Затем он отрекомендовался молодой светловолосой репортерше и спросил, сколько времени займет интервью. «Не больше пяти минут», — ответила она. В ее голубых глазах сияло то самое знакомое восхищение, которое до сих пор всякий раз его смущало. Она смотрела на него каким-то странным двойственным взглядом: так можно смотреть на человека и в то же время на экспонат, предмет искусства. Как относиться к этому восхищению, одновременно создающему барьер? Всю жизнь он занимался лишь тем, к чему у него лежала душа — иначе он бы умер от скуки, — и, несмотря на это, все больше и больше превращался в экспонат. В чем, собственно, заключалась его заслуга? Разумеется, большинство людей не знает, как писать хорошие книжки, но подобное бессилие столь же мало понятно ему, как им — его талант. Писать хорошие книжки было для него чем-то естественным. Чтобы понять непонимание окружающих, он должен был представить себе знаменитого композитора или художника и задать себе вопрос: и как это им, в самом деле, удается создать симфонию или картину? Но и Баху с Рембрандтом в свою очередь непонятно было бы его непонимание. Чего проще — надо просто взять и сделать. То, что в будущем это приведет к открытию грандиозных храмов музыки и оперных театров, породит такие вторичные величины, как дирижеры и музыканты, способствует открытию музеев, театров, библиотек, памятников, написанию ученых монографий, введению новых названий улиц и вызовет такой взгляд, как в глазах у Сабины, было все-таки каким-то необъяснимым чудом.

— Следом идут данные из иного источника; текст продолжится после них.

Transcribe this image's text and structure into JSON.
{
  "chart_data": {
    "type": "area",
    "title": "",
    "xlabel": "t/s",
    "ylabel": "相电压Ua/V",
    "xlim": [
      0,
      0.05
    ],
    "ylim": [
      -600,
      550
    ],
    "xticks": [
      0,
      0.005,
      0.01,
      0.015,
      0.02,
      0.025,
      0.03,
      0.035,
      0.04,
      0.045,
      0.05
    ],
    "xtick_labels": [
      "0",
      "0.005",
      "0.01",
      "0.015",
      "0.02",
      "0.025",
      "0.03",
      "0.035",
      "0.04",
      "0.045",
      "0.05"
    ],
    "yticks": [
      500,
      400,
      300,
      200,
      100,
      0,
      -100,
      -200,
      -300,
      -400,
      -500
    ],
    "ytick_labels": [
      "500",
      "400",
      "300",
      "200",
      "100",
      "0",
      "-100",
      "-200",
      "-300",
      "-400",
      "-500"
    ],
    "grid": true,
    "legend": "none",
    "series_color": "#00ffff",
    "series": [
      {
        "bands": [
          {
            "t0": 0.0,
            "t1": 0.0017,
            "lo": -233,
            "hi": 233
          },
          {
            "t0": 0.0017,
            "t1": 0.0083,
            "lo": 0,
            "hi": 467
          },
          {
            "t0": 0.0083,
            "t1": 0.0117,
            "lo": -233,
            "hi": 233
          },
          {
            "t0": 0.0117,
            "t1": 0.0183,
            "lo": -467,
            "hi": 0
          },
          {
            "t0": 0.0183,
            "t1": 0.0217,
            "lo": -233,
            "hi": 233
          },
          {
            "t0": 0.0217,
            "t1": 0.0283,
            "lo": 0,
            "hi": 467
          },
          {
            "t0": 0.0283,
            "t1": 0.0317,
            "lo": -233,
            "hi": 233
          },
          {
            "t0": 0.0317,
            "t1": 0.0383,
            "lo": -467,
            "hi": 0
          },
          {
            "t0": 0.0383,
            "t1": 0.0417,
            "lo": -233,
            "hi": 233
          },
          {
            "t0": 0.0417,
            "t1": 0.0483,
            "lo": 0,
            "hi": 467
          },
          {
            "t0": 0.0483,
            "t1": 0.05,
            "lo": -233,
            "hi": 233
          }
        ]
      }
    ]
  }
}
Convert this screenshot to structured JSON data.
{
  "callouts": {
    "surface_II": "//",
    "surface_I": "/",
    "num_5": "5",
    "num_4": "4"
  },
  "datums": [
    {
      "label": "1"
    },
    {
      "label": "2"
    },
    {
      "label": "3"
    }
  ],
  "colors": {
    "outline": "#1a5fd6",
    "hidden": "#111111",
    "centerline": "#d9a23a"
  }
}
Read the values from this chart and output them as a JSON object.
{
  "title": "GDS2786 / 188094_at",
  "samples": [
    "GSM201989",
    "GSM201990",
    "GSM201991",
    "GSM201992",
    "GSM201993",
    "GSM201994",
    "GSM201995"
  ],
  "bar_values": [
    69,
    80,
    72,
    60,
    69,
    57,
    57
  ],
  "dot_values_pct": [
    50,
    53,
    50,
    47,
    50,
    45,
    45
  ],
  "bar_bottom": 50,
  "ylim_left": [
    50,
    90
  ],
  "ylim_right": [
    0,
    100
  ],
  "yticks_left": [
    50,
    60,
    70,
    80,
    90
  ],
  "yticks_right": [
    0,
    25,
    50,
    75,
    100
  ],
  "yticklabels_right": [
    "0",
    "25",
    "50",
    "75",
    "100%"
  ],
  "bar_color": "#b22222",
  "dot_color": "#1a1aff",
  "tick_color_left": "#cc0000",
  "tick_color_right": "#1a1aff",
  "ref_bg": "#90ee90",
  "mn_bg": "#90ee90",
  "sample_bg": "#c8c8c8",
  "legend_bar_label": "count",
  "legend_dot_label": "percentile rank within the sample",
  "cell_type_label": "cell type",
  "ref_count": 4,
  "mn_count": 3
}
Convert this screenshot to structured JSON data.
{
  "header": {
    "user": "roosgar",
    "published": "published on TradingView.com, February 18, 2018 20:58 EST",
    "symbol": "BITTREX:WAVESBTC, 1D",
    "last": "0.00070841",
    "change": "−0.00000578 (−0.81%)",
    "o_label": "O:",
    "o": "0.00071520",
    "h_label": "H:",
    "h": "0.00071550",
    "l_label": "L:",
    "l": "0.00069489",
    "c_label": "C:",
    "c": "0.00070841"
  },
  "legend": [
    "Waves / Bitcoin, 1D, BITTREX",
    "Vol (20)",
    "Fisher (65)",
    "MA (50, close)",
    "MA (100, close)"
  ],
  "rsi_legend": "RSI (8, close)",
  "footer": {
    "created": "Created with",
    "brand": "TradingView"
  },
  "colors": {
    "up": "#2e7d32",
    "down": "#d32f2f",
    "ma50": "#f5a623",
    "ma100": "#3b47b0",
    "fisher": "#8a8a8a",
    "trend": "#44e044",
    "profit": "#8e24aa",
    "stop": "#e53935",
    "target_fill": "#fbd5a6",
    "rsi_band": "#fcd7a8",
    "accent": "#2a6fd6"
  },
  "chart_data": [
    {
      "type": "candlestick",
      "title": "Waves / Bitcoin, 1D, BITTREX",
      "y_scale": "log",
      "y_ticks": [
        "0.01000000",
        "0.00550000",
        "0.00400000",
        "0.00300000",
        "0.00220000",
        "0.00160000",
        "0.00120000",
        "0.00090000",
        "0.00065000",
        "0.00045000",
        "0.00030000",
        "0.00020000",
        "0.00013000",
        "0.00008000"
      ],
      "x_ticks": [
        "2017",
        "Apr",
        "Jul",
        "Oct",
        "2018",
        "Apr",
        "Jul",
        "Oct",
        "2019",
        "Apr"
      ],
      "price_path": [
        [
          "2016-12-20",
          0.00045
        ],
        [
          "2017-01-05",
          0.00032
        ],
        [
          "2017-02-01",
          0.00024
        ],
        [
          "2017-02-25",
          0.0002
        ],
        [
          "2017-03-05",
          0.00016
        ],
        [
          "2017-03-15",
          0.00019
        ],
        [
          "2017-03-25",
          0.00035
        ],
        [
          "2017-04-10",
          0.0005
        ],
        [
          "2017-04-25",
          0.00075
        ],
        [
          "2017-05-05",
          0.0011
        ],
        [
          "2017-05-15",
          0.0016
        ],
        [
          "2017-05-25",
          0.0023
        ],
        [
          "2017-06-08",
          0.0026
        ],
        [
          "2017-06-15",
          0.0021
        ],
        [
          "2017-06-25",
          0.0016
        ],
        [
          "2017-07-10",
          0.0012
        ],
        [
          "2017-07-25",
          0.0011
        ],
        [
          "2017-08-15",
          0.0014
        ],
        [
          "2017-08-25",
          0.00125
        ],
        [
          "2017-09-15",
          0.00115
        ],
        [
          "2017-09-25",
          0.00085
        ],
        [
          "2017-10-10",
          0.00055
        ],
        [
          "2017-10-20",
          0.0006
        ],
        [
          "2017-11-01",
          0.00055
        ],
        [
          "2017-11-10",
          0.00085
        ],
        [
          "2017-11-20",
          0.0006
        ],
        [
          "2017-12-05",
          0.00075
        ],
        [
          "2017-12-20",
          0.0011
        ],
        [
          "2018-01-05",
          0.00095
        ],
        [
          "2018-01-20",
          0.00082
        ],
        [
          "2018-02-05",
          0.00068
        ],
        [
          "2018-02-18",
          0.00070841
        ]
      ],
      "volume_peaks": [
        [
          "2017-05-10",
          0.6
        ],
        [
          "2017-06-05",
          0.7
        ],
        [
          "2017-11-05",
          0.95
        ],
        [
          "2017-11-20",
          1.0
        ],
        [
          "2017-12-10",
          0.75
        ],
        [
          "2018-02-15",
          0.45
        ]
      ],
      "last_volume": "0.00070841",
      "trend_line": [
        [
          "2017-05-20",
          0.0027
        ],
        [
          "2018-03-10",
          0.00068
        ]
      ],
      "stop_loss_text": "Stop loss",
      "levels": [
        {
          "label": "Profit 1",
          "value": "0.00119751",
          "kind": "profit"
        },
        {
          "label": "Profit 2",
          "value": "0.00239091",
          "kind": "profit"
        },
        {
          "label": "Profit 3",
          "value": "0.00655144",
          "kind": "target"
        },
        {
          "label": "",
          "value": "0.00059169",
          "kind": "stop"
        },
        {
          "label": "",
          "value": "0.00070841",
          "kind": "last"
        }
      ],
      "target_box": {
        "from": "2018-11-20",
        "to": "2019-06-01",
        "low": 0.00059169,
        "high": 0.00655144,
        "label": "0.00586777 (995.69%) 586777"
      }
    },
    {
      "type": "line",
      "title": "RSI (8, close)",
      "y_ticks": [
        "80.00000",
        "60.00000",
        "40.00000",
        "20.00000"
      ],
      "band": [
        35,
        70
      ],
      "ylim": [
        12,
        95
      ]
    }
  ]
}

В боковой комнате, стены которой снизу доверху занимали фотографии с автографами некогда знаменитых гостей, ни одного из которых, по всей вероятности, уже не осталось в живых, все было готово к съемке. Он обменялся рукопожатиями с оператором, режиссером и осветителем, каждый при этом сделал легкий поклон — чего никому не пришло бы в голову в Голландии. Усевшись в красное плюшевое кресло, он закинул ногу на ногу, прямо на него были наведены юпитеры и объектив, над головой нависло удилище с микрофоном, похожим на пушистый кокон гигантского насекомого, возле камеры на жестком стуле сидела Сабина.

— Раз-два-три-четыре, — произнесла она.

Звукооператор стал, глядя на него, крутить колесико.

Гертер продекламировал:

Лишь символ — все бренное, Что в мире сменяется, Стремленье смиренное Лишь здесь исполняется; Чему нет названия, что вне описания, — Как сущность конечная, лишь здесь происходит…

Сабина, оторвавшись от своего блокнота, с улыбкой закончила:

…и женственность вечная сюда нас возводит. [1]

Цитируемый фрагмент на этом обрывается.